“When will we ever feel settled?” It’s a question that has been making its way around our home a lot lately. We just moved to a new house a couple of weeks ago. Systems aren’t yet in place and boxes still litter the hallways.
As we think about the school year ahead and some of the floating anxieties we all might be having like: Will school start on time? Will there be another closure? And can I really take another year of this? Our inner lives may feel unsettled too.
These days, between the end of the summer and the beginning of the school year is liminal, “in-between” time. We leave some of the care-free parts of summer behind and transition into the school structures that hold the promise of nurturing our childrens’ minds, hearts and souls.
During these moments of transition, and especially this year, we can sometimes feel anxious, doubtful and concerned about what the weeks ahead will bring.
This month of Elul and our journey toward a new year at Rosh Ha-Shanah is also liminal time; between the year that was, and the year that will be; between what I want to let go of and what I want to bring with me into the new year.
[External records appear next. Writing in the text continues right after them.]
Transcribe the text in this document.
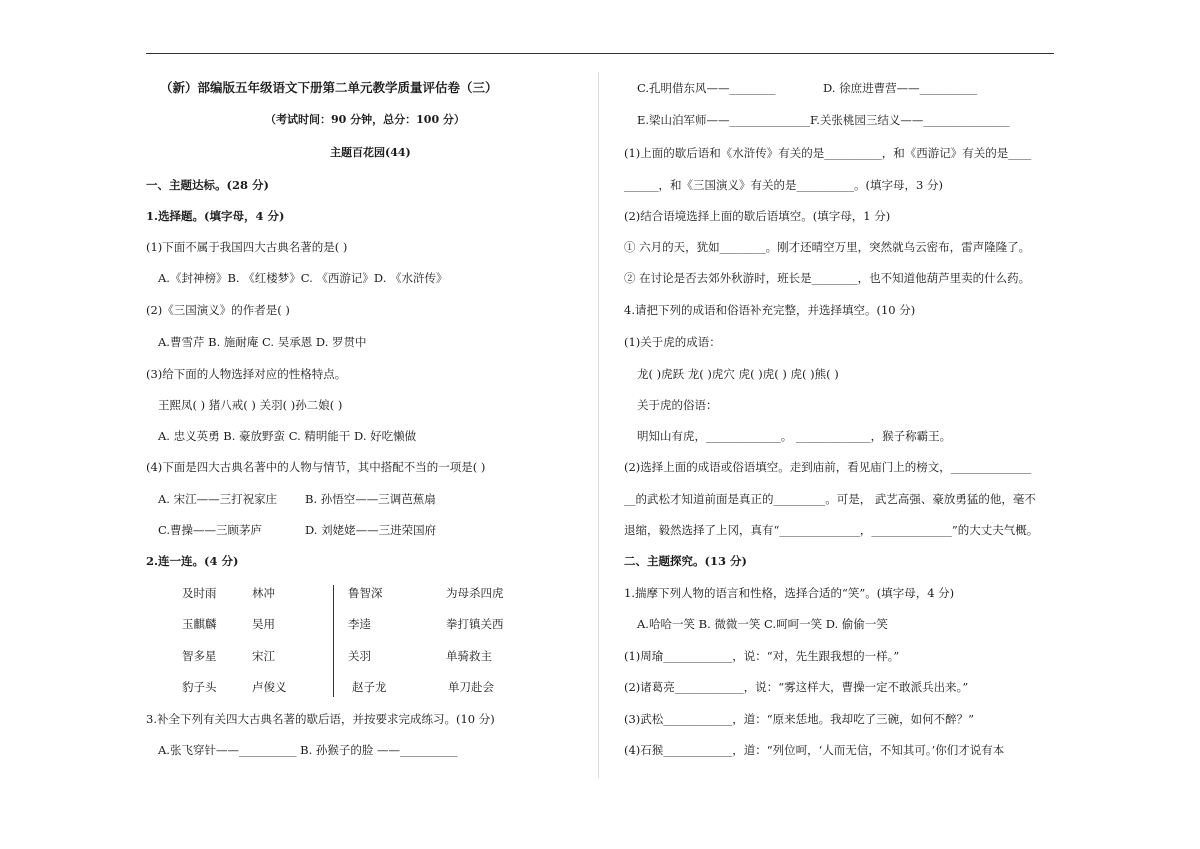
（新）部编版五年级语文下册第二单元教学质量评估卷（三）
（考试时间：90 分钟，总分：100 分）
主题百花园(44)
一、主题达标。(28 分)
1.选择题。(填字母，4 分)
(1)下面不属于我国四大古典名著的是( )
A.《封神榜》B. 《红楼梦》C. 《西游记》D. 《水浒传》
(2)《三国演义》的作者是( )
A.曹雪芹 B. 施耐庵 C. 吴承恩 D. 罗贯中
(3)给下面的人物选择对应的性格特点。
王熙凤( ) 猪八戒( ) 关羽( )孙二娘( )
A. 忠义英勇 B. 豪放野蛮 C. 精明能干 D. 好吃懒做
(4)下面是四大古典名著中的人物与情节，其中搭配不当的一项是( )
A. 宋江——三打祝家庄 B. 孙悟空——三调芭蕉扇
C.曹操——三顾茅庐	D. 刘姥姥——三进荣国府
2.连一连。(4 分)
及时雨	林冲	鲁智深	为母杀四虎
玉麒麟	吴用	李逵	拳打镇关西
智多星	宋江	关羽	单骑救主
豹子头	卢俊义	赵子龙	单刀赴会
3.补全下列有关四大古典名著的歇后语，并按要求完成练习。(10 分)
A.张飞穿针——__________ B. 孙猴子的脸 ——__________
C.孔明借东风——________	D. 徐庶进曹营——__________
E.梁山泊军师——______________F.关张桃园三结义——_______________
(1)上面的歇后语和《水浒传》有关的是__________，和《西游记》有关的是____
______，和《三国演义》有关的是__________。(填字母，3 分)
(2)结合语境选择上面的歇后语填空。(填字母，1 分)
① 六月的天，犹如________。刚才还晴空万里，突然就乌云密布，雷声隆隆了。
② 在讨论是否去郊外秋游时，班长是________，也不知道他葫芦里卖的什么药。
4.请把下列的成语和俗语补充完整，并选择填空。(10 分)
(1)关于虎的成语：
龙( )虎跃 龙( )虎穴 虎( )虎( ) 虎( )熊( )
关于虎的俗语：
明知山有虎，_____________。 _____________，猴子称霸王。
(2)选择上面的成语或俗语填空。走到庙前，看见庙门上的榜文，______________
__的武松才知道前面是真正的_________。可是， 武艺高强、豪放勇猛的他，毫不
退缩，毅然选择了上冈，真有“______________，______________”的大丈夫气概。
二、主题探究。(13 分)
1.揣摩下列人物的语言和性格，选择合适的“笑”。(填字母，4 分)
A.哈哈一笑 B. 微微一笑 C.呵呵一笑 D. 偷偷一笑
(1)周瑜____________，说：“对，先生跟我想的一样。”
(2)诸葛亮____________，说：“雾这样大，曹操一定不敢派兵出来。”
(3)武松____________，道：“原来恁地。我却吃了三碗，如何不醉？”
(4)石猴____________，道：“列位呵，‘人而无信，不知其可。’你们才说有本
There’s a consciousness during this specific time that I learned from Rabbi Alan Lew z’’l and his book, This is Real and I am Completely Unprepared, that I have been thinking about lately. He wrote:
“Every moment of my life, I am utterly powerless and infinitely powerful. Every moment of my life, I am inescapably hammered into place of everything that has ever happened since the creation of the universe, and every moment I am free to act in a way that will alter the course of that great flow of being forever.”
While there are times that we may feel powerless about what lies ahead and the Delta variant is a force beyond our control, we are also infinitely powerful too.
We have the power to remember what we are most proud of in our parenting from the last year, and bring that into how we steady ourselves for the year ahead. We have the power to decide how to take a breath and show up for our kids who might be a little anxious about the start of school too. We have the power to decide to help our kids reconnect with their school friends with whom they may have lost touch over the summer. And we have the power to decide how to savor the sweetness of summer and take an afternoon to have an adventure with our kids, or a picnic in the park when the weather is right.
I am taking a small step this week and heading out camping in the north of Israel. Unfettered by boxes and far from screens, I want to build up the reserves in the emotional bank account of our family with some late summer experiences. We may just need to dip into these reserves when things get challenging in the year ahead.